Por: JULIANO BARRETO
COLABORADOR DA FOLHA
Especialistas em segurança digital afirmam que a cada dia cerca de 170 mil computadores são adicionados aos exércitos das redes de zumbis. As máquinas são infectadas por programas clandestinos, que as tornam disponíveis para controladores remotos interessados em propósitos ilícitos desde sobrecarregar servidores de hospedagem com tráfego até decifrar códigos complexos de segurança.

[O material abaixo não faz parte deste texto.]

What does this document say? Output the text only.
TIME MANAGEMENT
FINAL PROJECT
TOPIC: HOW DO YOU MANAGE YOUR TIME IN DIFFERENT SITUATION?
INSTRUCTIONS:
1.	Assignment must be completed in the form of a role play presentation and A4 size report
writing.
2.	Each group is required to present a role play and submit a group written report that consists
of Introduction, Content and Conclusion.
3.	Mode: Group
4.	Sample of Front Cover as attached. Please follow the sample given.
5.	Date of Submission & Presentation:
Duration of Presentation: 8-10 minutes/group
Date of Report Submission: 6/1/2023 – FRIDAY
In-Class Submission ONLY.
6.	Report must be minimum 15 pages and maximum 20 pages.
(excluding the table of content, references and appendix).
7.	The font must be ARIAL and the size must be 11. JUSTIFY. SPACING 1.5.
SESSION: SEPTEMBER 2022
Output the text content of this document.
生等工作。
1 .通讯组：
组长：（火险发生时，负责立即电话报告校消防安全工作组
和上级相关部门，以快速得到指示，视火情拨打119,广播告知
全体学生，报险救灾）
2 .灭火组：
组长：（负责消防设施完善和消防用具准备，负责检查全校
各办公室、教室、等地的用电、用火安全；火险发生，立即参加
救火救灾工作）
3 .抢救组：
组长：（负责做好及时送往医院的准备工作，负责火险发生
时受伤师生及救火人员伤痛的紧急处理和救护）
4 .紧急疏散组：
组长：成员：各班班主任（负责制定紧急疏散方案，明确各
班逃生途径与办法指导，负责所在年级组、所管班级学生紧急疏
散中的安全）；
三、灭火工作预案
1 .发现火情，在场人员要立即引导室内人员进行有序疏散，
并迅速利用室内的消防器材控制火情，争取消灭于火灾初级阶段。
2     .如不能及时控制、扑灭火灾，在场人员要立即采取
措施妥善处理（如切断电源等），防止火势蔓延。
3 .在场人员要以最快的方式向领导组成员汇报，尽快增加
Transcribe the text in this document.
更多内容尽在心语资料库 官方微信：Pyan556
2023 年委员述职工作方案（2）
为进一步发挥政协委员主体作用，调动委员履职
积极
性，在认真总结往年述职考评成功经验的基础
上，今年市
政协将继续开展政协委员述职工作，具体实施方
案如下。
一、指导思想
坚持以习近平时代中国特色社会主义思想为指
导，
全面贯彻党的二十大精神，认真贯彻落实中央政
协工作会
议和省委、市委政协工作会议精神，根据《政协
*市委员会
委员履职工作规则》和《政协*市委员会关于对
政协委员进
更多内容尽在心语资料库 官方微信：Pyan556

Na maioria dos casos, entretanto, o usuário do computador infectado não fica sabendo de nada.
Anatomia do crime
As redes de zumbis são usadas para atacar sites e para a geração de cargas gigantescas de mensagens não solicitadas de correio eletrônico (leia abaixo texto sobre o assunto). Para tirar sites do ar, a técnica usada é a do DoS (denial of service ou negação de serviço). Tendo como alvo as páginas de empresas ou de órgãos oficiais, a rede de zumbis envia milhares de pedidos para abertura de páginas ou envio de mensagens para os servidores que hospedam os sites.
Como essas redes podem controlar centenas de milhares de máquinas ao mesmo tempo, os servidores não suportam o tráfego de dados e começam a exibir mensagens informando que os sites não podem ser abertos.Em outros casos, os exércitos de zumbis são usados por estelionatários profissionais da rede, conhecidos como phishers. Eles tentam enganar os internautas com sites falsos, que solicitam informações confidenciais, como senhas de banco e números de cartão de crédito. Para mostrar o link do site falso para o maior número de usuários possível, os phishers enviam milhares de mensagens de e-mail usando as redes zumbis.